Como os quatro integrantes dos Monkees não eram propriamente músicos treinados para tocar em grupo, ao menos não naquele momento, Kirshner preferiu apostar no talento de Boyce & Hart e de músicos de estúdio para as gravações. Nesmith conseguiu ficar com a produção das duas faixas de sua autoria, e encaixou nas duas a guitarra de Peter Tork, naquele momento o músico mais competente entre os quatro. E foi o único deles a tocar no disco.

Na verdade, nenhuma das 12 faixas de The Monkees conta com a participação dos quatro monkees juntos. Aliás, 8 delas só trazem um dos caras por vez. Micky Dolenz, o melhor cantor, ficou com o vocal principal de seis faixas, e em uma divide o microfone com Davy Jones, que por sua vez se incumbe dos lead vocals em três canções.

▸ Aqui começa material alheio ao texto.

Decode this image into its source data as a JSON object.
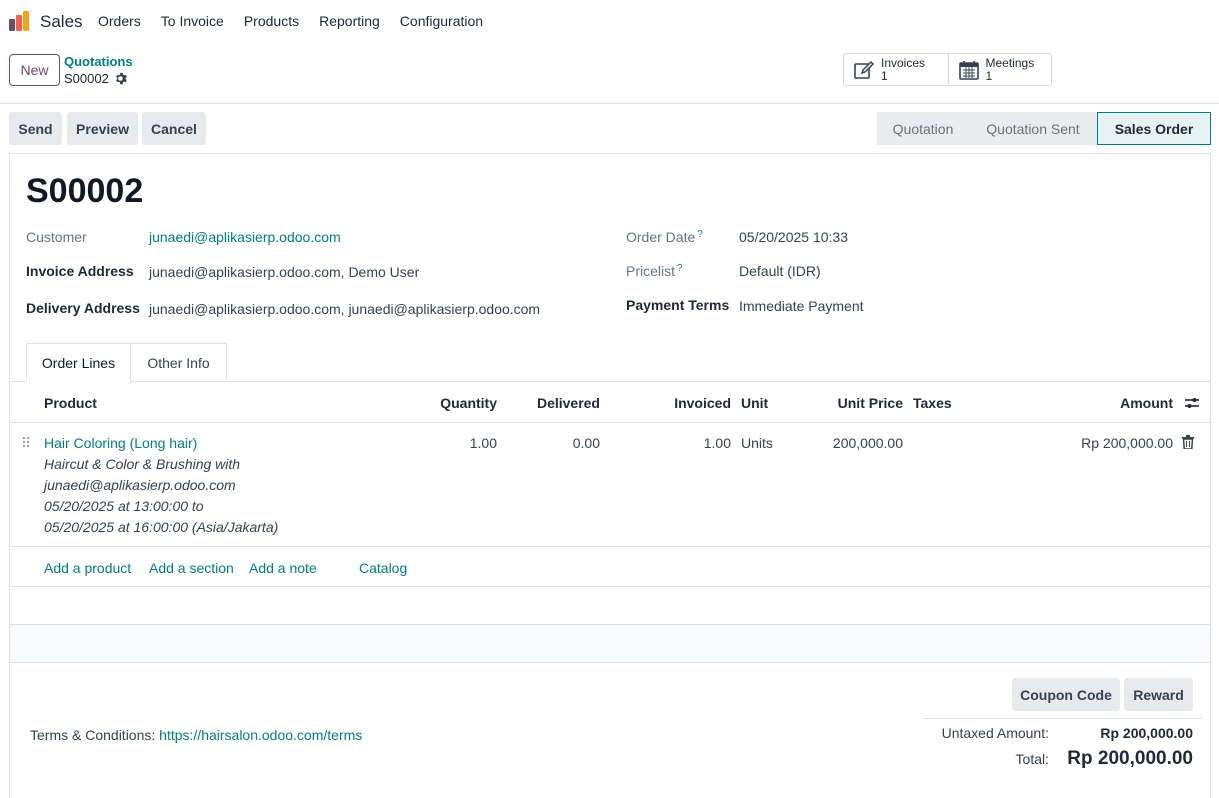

As outras duas foram interpretadas por Mike Nesmith.

Por causa disso, e também pelo fato de a contracapa do álbum não listar o nome dos músicos de estúdio que participaram do trabalho, ficava no ar um clima de farsa, como se fossem eles os responsáveis por todos os sons incluídos no disco. Rapidamente, todos ficaram sabendo de como as coisas ocorreram de fato, e não demorou para que os Monkees recebessem o apelido de Prefab Four (os quatro pré-fabricados), um contraponto avacalhado aos Fab Four originais.

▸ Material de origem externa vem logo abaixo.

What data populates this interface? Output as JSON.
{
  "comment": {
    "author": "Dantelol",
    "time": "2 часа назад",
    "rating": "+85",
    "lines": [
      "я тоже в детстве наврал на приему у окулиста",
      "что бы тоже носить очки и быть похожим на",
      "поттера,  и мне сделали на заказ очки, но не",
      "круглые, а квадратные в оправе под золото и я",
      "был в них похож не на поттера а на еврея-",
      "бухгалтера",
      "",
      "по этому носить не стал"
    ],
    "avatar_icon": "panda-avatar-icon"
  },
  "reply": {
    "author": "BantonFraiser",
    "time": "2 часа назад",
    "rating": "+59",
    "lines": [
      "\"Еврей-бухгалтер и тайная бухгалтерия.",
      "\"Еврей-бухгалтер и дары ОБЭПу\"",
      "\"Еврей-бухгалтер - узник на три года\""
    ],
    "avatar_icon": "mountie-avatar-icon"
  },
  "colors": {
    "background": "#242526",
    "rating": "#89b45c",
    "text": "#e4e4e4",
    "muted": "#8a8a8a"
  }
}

O público não ligou para isso, pois a série de TV era simplesmente hilariante, desenvolvendo com muita inteligência os rumos apresentados nos filmes dos Beatles, e a qualidade das músicas apresentadas em cada episódio ajudou a solidificar esse estouro. Resultado: grandes índices de audiência televisiva, e a chegada no dia 12 de novembro de 1966 do LP The Monkees ao primeiro lugar na parada americana, onde permaneceu durante 13 longas semanas.

O que dizer de um disco que traz clássicos maravilhosos do porte de Last Train To Clarksville, Take a Giant Step, Tomorrow’s Gonna Be Another Day, I Wanna Be Free e (Theme From) The Monkees? As canções conseguiram de forma brilhante emular o estilão beatle 1964/65 sem cair na mera cópia ou paródia. E o melhor de tudo, para eles: naquele período, John, Paul, George e Ringo estavam imersos no estúdio, longe dos palcos e preparando novo LP. O caminho estava livre para os Monkees reinarem.

Logo a seguir, os Prefab Four realizaram a façanha de substituir seu primeiro álbum no topo pelo segundo, More Of The Monkees, que a partir de fevereiro de 1967 se manteve liderando os charts ianques durante longas 18 semanas. Era a Monkee mania total! Aí, em maio de 1967, Headquarters, o terceiro álbum do grupo, marcou o início do maior envolvimento de seus integrantes, compondo, tocando e cantando, sem o apoio de Don Kirshner.

Headquarters ficou durante apenas uma semana na liderança dos charts americanos. Na semana seguinte, a ironia das ironias ocorreu. Eles foram apeados da ponta pelo Sgt Pepper’s Lonely Hearts Club Band, o tão esperado novo álbum dos Beatles, que permaneceu por lá por 15 longas semanas. Os Monkees ainda conseguiriam grande sucesso com seu quarto álbum Pisces, Aquarius, Capricorn & Jones Ltda, que ficou cinco semanas no número 1, mas coube ao Magical Mystery Tour acabar com a festa de uma vez por todas.

Muitas outras coisas ocorreriam na história dos Monkees, que se tornaram uma espécie de boneco Pinnochio do sr. Gepetto ou do monstro do doutor Victor Frankestein, ganhando vida própria e virando uma banda de verdade. Mas nada supera o impacto desse seu disco de estreia, e de seus maravilhosos singles. Até mesmo um grupo pré-fabricado dos anos 60 merece estatura de mito… Anos incríveis mesmo!